You lost me. Do you mean it gets changed in the sense that some other part is now being used, or in the sense that some attribute of the part (say, the price of the turbine) changes?
Both:
If a new part is added or a part is deleted from the BOM or the price attribute is changed.
You just need slots Part-BOMs and BOM-Parts. Any rule such as:
(defclass BOM () () (:default-initargs :price (c? (apply '+ (mapcar 'price (^parts))))))
Will establish dependencies on (a) the parts slot and (b) the price of each part.
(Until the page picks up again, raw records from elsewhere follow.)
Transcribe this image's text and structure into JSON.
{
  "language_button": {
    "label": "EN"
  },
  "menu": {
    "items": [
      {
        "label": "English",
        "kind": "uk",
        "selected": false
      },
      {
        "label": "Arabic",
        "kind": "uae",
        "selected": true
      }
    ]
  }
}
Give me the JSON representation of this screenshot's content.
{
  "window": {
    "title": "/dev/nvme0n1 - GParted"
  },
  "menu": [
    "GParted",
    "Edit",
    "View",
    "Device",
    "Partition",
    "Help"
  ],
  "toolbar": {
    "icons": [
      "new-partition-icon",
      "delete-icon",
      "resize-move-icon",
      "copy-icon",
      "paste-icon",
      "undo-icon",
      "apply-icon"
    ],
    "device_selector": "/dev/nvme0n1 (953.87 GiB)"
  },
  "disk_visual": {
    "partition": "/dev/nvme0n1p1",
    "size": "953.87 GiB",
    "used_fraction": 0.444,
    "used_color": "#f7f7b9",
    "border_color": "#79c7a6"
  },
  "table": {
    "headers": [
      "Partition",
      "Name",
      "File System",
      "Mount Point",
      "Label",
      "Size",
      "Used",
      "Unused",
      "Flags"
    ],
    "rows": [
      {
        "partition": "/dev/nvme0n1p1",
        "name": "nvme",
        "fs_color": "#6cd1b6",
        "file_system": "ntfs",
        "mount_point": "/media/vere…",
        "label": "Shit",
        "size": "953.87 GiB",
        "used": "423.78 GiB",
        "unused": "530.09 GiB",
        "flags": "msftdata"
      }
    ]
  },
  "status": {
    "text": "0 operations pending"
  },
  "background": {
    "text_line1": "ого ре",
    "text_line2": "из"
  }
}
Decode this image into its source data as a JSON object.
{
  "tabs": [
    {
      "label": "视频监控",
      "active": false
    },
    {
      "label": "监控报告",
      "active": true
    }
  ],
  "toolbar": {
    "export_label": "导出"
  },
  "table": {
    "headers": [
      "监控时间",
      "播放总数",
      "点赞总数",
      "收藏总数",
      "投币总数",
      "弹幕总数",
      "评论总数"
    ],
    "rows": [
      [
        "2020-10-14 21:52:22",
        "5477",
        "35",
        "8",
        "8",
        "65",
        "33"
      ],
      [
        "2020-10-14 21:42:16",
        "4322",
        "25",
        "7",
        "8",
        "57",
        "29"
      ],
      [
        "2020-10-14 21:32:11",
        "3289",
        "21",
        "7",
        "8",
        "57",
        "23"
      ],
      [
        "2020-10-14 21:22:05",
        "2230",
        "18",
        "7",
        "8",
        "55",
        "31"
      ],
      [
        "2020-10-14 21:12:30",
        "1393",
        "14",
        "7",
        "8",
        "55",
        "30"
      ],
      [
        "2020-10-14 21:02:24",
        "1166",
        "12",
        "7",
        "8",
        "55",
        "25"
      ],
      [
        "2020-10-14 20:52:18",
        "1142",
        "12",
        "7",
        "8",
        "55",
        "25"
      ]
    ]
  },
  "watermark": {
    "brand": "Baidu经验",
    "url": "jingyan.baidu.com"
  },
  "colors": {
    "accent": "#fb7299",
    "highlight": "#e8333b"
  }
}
Note by the way that this means you cannot use destructive operations to change a parts list, unless you get sneaky and create a destructive function which guarantees the first cons cell is different, perhaps by re-consing the first element back on (assuming it is not being deleted).
the synapse between the two classes triggers the /right/ instance of class BOM, here the instance "As Built BOM , Baseline 001".
"Triggers"? Do you mean, the total on the BOM would have to be changed to reflect the changed turbine price?
Yes.
Anyway, it does not sound as if the two classes require dataflow, it sounds as if each instance of each class will require that dataflow with some other instance.
Agreed.
As much as I talk about instance-oriented programming, hey, if you author a cell in a rule supplied in an initform or default-initarg, guess what? You get class-oriented behavior. :) Just do not override those rules at make-instance time. :)
Aha!
Well, let's see if you hit a problem with that approach and then look at optimizations. Might be a fun task. In a sense, the class-allocated Cell is precisely analogous (he said after several seconds of careful analysis) to the RDBMS scheme of setting up an intermediate many-many relation, with the extra feature of automating dataflow from parts to BOM.
kt